今回の過程にはトランプ米大統領特有の取引的な同盟観がある程度影響したとの見方がある。しかしすべての変化を特定の大統領個人の性向だけで説明するのは適切でない。米国が同盟国により大きな防衛上の役割と貢献を求め、戦略的優先順位に応じて同盟の役割を調整しようとする流れは、より構造的な変化だからだ。韓国は個別の決定に事後的に対応するだけでなく、米国の戦略変化が韓米同盟と韓半島防衛に及ぼす影響を分析し、長期的な同盟戦略を準備しなければいけない。
対北朝鮮政策においても同じ原則が必要だ。対話のための柔軟性は必要だが、北朝鮮による意味のある相応措置なしに合同演習の調整が繰り返されれば、北朝鮮がこれを新たな交渉基準として利用する恐れがある。今後、朝米対話が再開されたとしても、合同演習、戦略資産の展開、拡大抑止のように韓国の安全保障と直結する問題については韓米両国が事前に共通の目標と原則を十分にすり合わせなければならない。対話の必要性と抑止態勢の安定性をともに維持することが重要だ。
今回の論争は戦時作戦統制権の転換と拡大抑止、在韓米軍の役割、原子力潜水艦をめぐる協力など、韓米間の主要な安全保障問題についても示唆する点が多い。いずれも高い水準の相互信頼と継続的な協議が必要な問題だ。一つの懸案で協議が十分ではなかったという認識が反復、累積すれば、他の問題を進める過程でも不要な不確実性と不信感が強まる。成熟した同盟とは意見の相違がない同盟ではない。互いの戦略的優先順位が異なり得ることを認めながらも、核心的な安全保障上の利益がかかわる問題については十分に協議し、共同の解決策を模索していく関係だ。韓国も米国の決定を受動的に受け入れるのではなく、拡大できる役割と貢献、そして必ず守るべき核心的な安全保障上の利益と原則を明確にしなければいけない。同時に防衛能力と同盟に対する実質的な貢献を強化する必要がある。

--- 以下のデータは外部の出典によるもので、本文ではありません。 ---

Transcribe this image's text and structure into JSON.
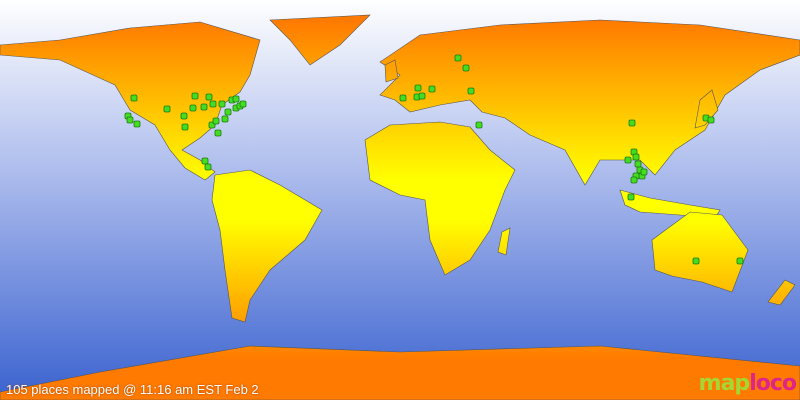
{
  "caption": "105 places mapped @ 11:16 am EST Feb 2",
  "logo": {
    "part1": "map",
    "part2": "loco"
  },
  "colors": {
    "ocean_top": "#ffffff",
    "ocean_bottom": "#3a66d0",
    "land_top": "#ff7a00",
    "land_bottom": "#ffff00",
    "marker": "#44dd22",
    "marker_border": "#1b7a10"
  }
}
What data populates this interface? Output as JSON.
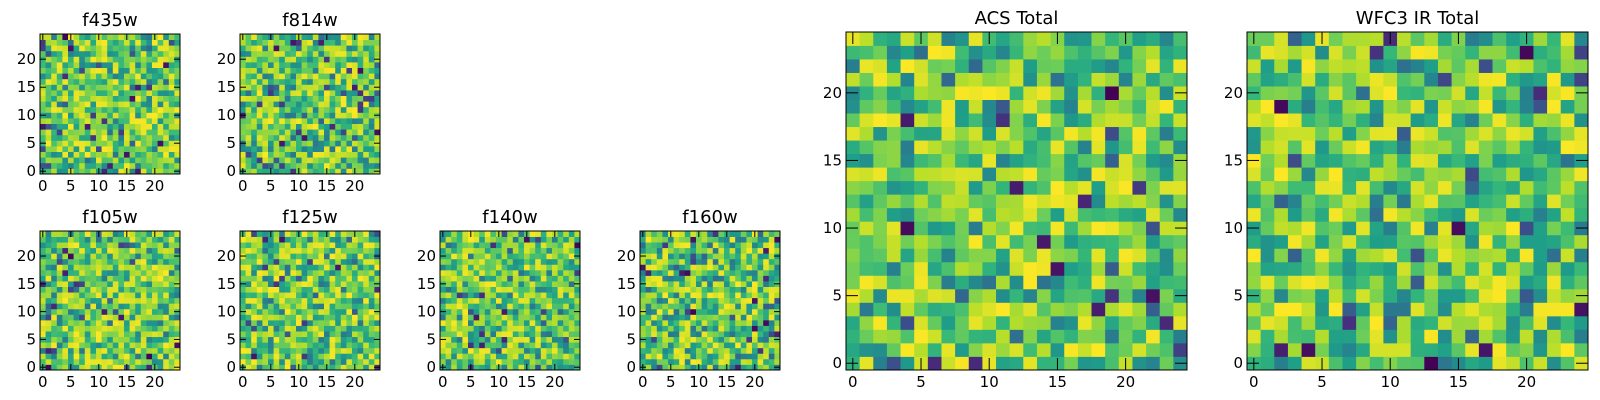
{
  "chart_data": [
    {
      "type": "heatmap",
      "title": "f435w",
      "grid_size": 25,
      "xticks": [
        0,
        5,
        10,
        15,
        20
      ],
      "yticks": [
        0,
        5,
        10,
        15,
        20
      ],
      "xlim": [
        -0.5,
        24.5
      ],
      "ylim": [
        -0.5,
        24.5
      ],
      "colormap": "viridis",
      "seed": 11
    },
    {
      "type": "heatmap",
      "title": "f814w",
      "grid_size": 25,
      "xticks": [
        0,
        5,
        10,
        15,
        20
      ],
      "yticks": [
        0,
        5,
        10,
        15,
        20
      ],
      "xlim": [
        -0.5,
        24.5
      ],
      "ylim": [
        -0.5,
        24.5
      ],
      "colormap": "viridis",
      "seed": 23
    },
    {
      "type": "heatmap",
      "title": "f105w",
      "grid_size": 25,
      "xticks": [
        0,
        5,
        10,
        15,
        20
      ],
      "yticks": [
        0,
        5,
        10,
        15,
        20
      ],
      "xlim": [
        -0.5,
        24.5
      ],
      "ylim": [
        -0.5,
        24.5
      ],
      "colormap": "viridis",
      "seed": 37
    },
    {
      "type": "heatmap",
      "title": "f125w",
      "grid_size": 25,
      "xticks": [
        0,
        5,
        10,
        15,
        20
      ],
      "yticks": [
        0,
        5,
        10,
        15,
        20
      ],
      "xlim": [
        -0.5,
        24.5
      ],
      "ylim": [
        -0.5,
        24.5
      ],
      "colormap": "viridis",
      "seed": 41
    },
    {
      "type": "heatmap",
      "title": "f140w",
      "grid_size": 25,
      "xticks": [
        0,
        5,
        10,
        15,
        20
      ],
      "yticks": [
        0,
        5,
        10,
        15,
        20
      ],
      "xlim": [
        -0.5,
        24.5
      ],
      "ylim": [
        -0.5,
        24.5
      ],
      "colormap": "viridis",
      "seed": 53
    },
    {
      "type": "heatmap",
      "title": "f160w",
      "grid_size": 25,
      "xticks": [
        0,
        5,
        10,
        15,
        20
      ],
      "yticks": [
        0,
        5,
        10,
        15,
        20
      ],
      "xlim": [
        -0.5,
        24.5
      ],
      "ylim": [
        -0.5,
        24.5
      ],
      "colormap": "viridis",
      "seed": 67
    },
    {
      "type": "heatmap",
      "title": "ACS Total",
      "grid_size": 25,
      "xticks": [
        0,
        5,
        10,
        15,
        20
      ],
      "yticks": [
        0,
        5,
        10,
        15,
        20
      ],
      "xlim": [
        -0.5,
        24.5
      ],
      "ylim": [
        -0.5,
        24.5
      ],
      "colormap": "viridis",
      "seed": 79
    },
    {
      "type": "heatmap",
      "title": "WFC3 IR Total",
      "grid_size": 25,
      "xticks": [
        0,
        5,
        10,
        15,
        20
      ],
      "yticks": [
        0,
        5,
        10,
        15,
        20
      ],
      "xlim": [
        -0.5,
        24.5
      ],
      "ylim": [
        -0.5,
        24.5
      ],
      "colormap": "viridis",
      "seed": 97
    }
  ]
}
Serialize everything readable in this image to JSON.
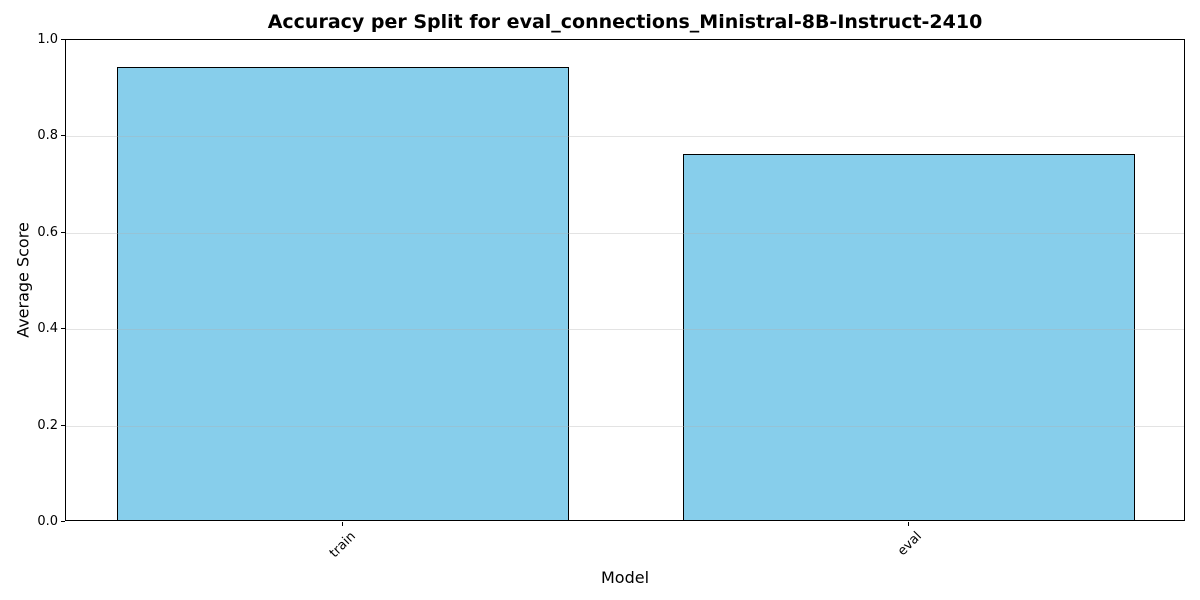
{
  "chart_data": {
    "type": "bar",
    "title": "Accuracy per Split for eval_connections_Ministral-8B-Instruct-2410",
    "xlabel": "Model",
    "ylabel": "Average Score",
    "categories": [
      "train",
      "eval"
    ],
    "values": [
      0.94,
      0.76
    ],
    "ylim": [
      0.0,
      1.0
    ],
    "yticks": [
      0.0,
      0.2,
      0.4,
      0.6,
      0.8,
      1.0
    ],
    "ytick_labels": [
      "0.0",
      "0.2",
      "0.4",
      "0.6",
      "0.8",
      "1.0"
    ],
    "x_tick_rotation": 45,
    "bar_width_fraction": 0.8,
    "bar_color": "#87CEEB",
    "bar_edge_color": "#000000",
    "grid": true,
    "grid_axis": "y",
    "grid_color": "#b0b0b0",
    "grid_alpha": 0.35,
    "background_color": "#ffffff",
    "spine_color": "#000000",
    "legend_position": "none"
  }
}
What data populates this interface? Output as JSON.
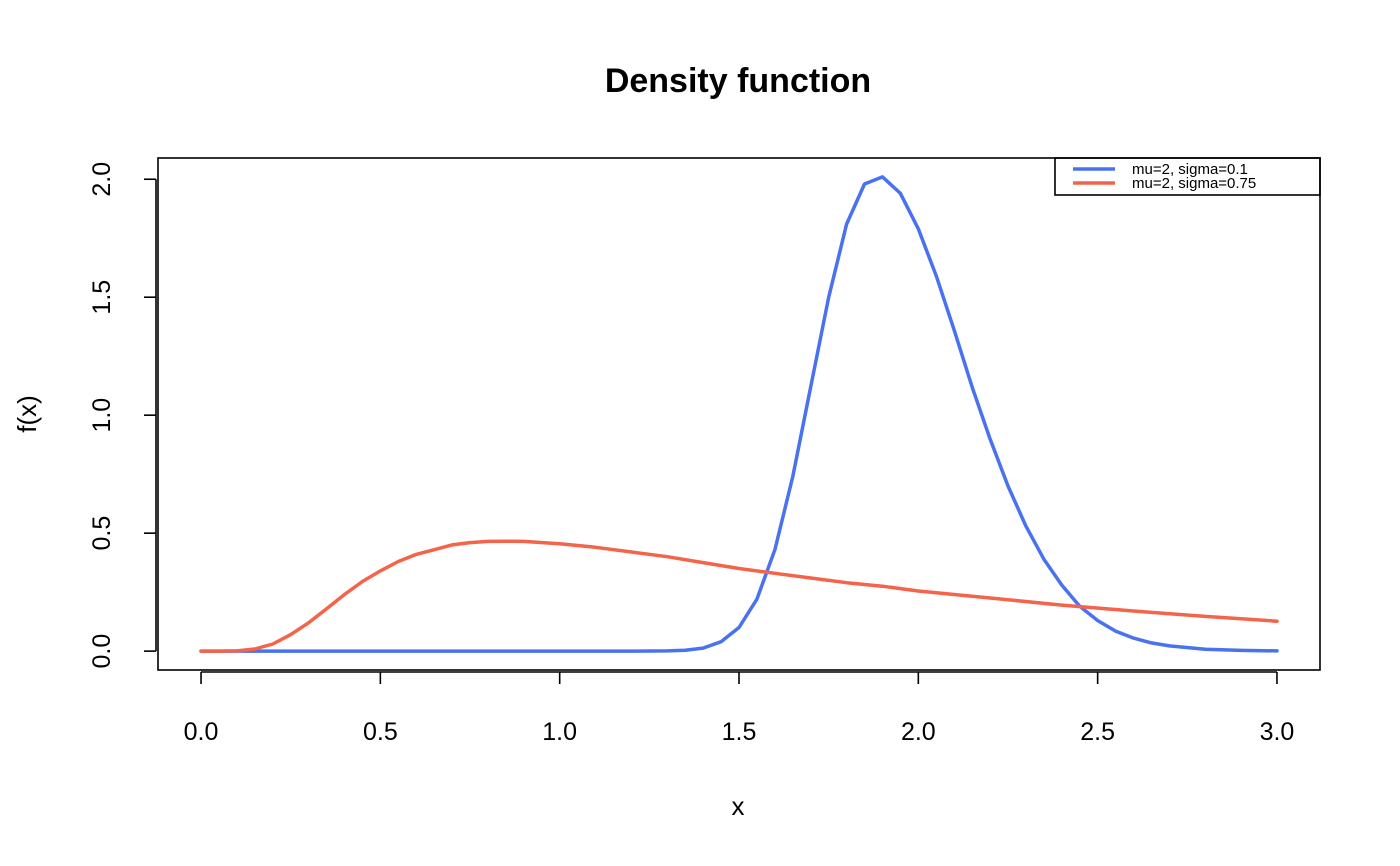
{
  "chart_data": {
    "type": "line",
    "title": "Density function",
    "xlabel": "x",
    "ylabel": "f(x)",
    "xlim": [
      -0.12,
      3.12
    ],
    "ylim": [
      -0.08,
      2.09
    ],
    "xticks": [
      0,
      0.5,
      1,
      1.5,
      2,
      2.5,
      3
    ],
    "xtick_labels": [
      "0.0",
      "0.5",
      "1.0",
      "1.5",
      "2.0",
      "2.5",
      "3.0"
    ],
    "yticks": [
      0,
      0.5,
      1,
      1.5,
      2
    ],
    "ytick_labels": [
      "0.0",
      "0.5",
      "1.0",
      "1.5",
      "2.0"
    ],
    "grid": false,
    "legend_position": "top-right",
    "series": [
      {
        "name": "mu=2, sigma=0.1",
        "color": "#4a72f0",
        "x": [
          0,
          0.1,
          0.2,
          0.3,
          0.4,
          0.5,
          0.6,
          0.7,
          0.8,
          0.9,
          1.0,
          1.1,
          1.2,
          1.3,
          1.35,
          1.4,
          1.45,
          1.5,
          1.55,
          1.6,
          1.65,
          1.7,
          1.75,
          1.8,
          1.85,
          1.9,
          1.95,
          2.0,
          2.05,
          2.1,
          2.15,
          2.2,
          2.25,
          2.3,
          2.35,
          2.4,
          2.45,
          2.5,
          2.55,
          2.6,
          2.65,
          2.7,
          2.8,
          2.9,
          3.0
        ],
        "y": [
          0,
          0,
          0,
          0,
          0,
          0,
          0,
          0,
          0,
          0,
          0,
          0,
          0,
          0.001,
          0.004,
          0.013,
          0.04,
          0.1,
          0.22,
          0.43,
          0.74,
          1.12,
          1.5,
          1.81,
          1.98,
          2.01,
          1.94,
          1.79,
          1.59,
          1.36,
          1.12,
          0.9,
          0.7,
          0.53,
          0.39,
          0.28,
          0.19,
          0.13,
          0.085,
          0.055,
          0.035,
          0.022,
          0.008,
          0.003,
          0.001
        ]
      },
      {
        "name": "mu=2, sigma=0.75",
        "color": "#f4644a",
        "x": [
          0,
          0.05,
          0.1,
          0.15,
          0.2,
          0.25,
          0.3,
          0.35,
          0.4,
          0.45,
          0.5,
          0.55,
          0.6,
          0.65,
          0.7,
          0.75,
          0.8,
          0.85,
          0.9,
          1.0,
          1.1,
          1.2,
          1.3,
          1.4,
          1.5,
          1.6,
          1.7,
          1.8,
          1.9,
          2.0,
          2.2,
          2.4,
          2.6,
          2.8,
          3.0
        ],
        "y": [
          0,
          0,
          0.001,
          0.009,
          0.03,
          0.07,
          0.12,
          0.18,
          0.24,
          0.295,
          0.34,
          0.38,
          0.41,
          0.43,
          0.45,
          0.46,
          0.465,
          0.466,
          0.465,
          0.455,
          0.44,
          0.42,
          0.4,
          0.375,
          0.35,
          0.33,
          0.31,
          0.29,
          0.275,
          0.255,
          0.225,
          0.195,
          0.17,
          0.147,
          0.127
        ]
      }
    ]
  }
}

結局、重要なのは特定の演習を縮小するかどうかだけではない。変化する安全保障環境の中で、韓米両国が異なる判断や利害関係をどれだけ安定的に調整し、同盟を効果的に管理できるかが本質だ。予想外の状況が発生しても迅速に協議し、必要な補完策や調整されたメッセージを発信する能力こそ、70年以上続く同盟の成熟した姿だ。こうした観点から今回の論争は同盟の成熟度を改めて問い直すものとなっている。今回の件を今後の同盟の軍事的結束だけでなく、主要な安全保障問題を協議して調整する方式についても点検する契機としなければいけない。